Onlar, bizimdiler ama… Ne yazık ki kendilerinin olamadılar.
…
Yazlık sinemaların tahta koltuklarına kurulup beyaz duvara bakarken, bazen de gökyüzüne kaydı gözümüz. Sonra, ne gördüysek gönlümüzde parlatıp yıldızlığı onlara yapıştırdık.
Zamanla, kışlık sinemaların küf kokulu tavanlarına bakarak hüzünlenmeyi de öğrendik.
Bazen, kendimizi bile görmeyi esirgedik kendimizden ama…
Onlardan hiçbir şeyimizi sakınmadık.
Naif bir Yeşilçam anatomisinden hayal satın alırken iki yüz yetmiş beş kuruşa, belki de ruhlarımızı verdik bedavaya.
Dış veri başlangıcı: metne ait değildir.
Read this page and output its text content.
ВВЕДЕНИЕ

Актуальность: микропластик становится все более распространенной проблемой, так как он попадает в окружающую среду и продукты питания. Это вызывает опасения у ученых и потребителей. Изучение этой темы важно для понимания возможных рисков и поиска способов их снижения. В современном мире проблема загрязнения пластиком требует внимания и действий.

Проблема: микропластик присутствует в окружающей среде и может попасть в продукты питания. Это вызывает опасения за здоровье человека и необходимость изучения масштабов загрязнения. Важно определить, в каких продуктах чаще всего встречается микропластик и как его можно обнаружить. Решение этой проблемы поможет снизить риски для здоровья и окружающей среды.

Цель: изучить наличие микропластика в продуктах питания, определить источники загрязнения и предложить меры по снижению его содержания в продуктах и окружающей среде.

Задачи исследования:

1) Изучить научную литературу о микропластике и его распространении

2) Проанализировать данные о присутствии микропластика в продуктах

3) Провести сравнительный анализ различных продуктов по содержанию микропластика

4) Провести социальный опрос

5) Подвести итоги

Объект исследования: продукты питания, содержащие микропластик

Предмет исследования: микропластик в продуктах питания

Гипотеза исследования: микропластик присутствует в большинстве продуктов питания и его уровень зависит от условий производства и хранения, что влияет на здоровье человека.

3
Aslını ararsanız, ne verdik ne aldık tam bilemiyorum ama…
Anılarımızla getirirken onları bugünlere, yüreğimizi Yeşilçam’a sevk ettik.
Anladığınız gibi dostlar, bizler kurumuş bir ağacın mezar bekçileriyiz; üzerine düşlerimizi gömüp yeşil yıldızlar serpiştirdik.
Bir tek çam kokusunu unuttuk…
O da şimdiki televizyon dizilerinde, “beyazcam”ın suni nefesiyle soluklanıyor…
Geçmişini inkâr ederek, kendi içindeki yarınlarını arıyor.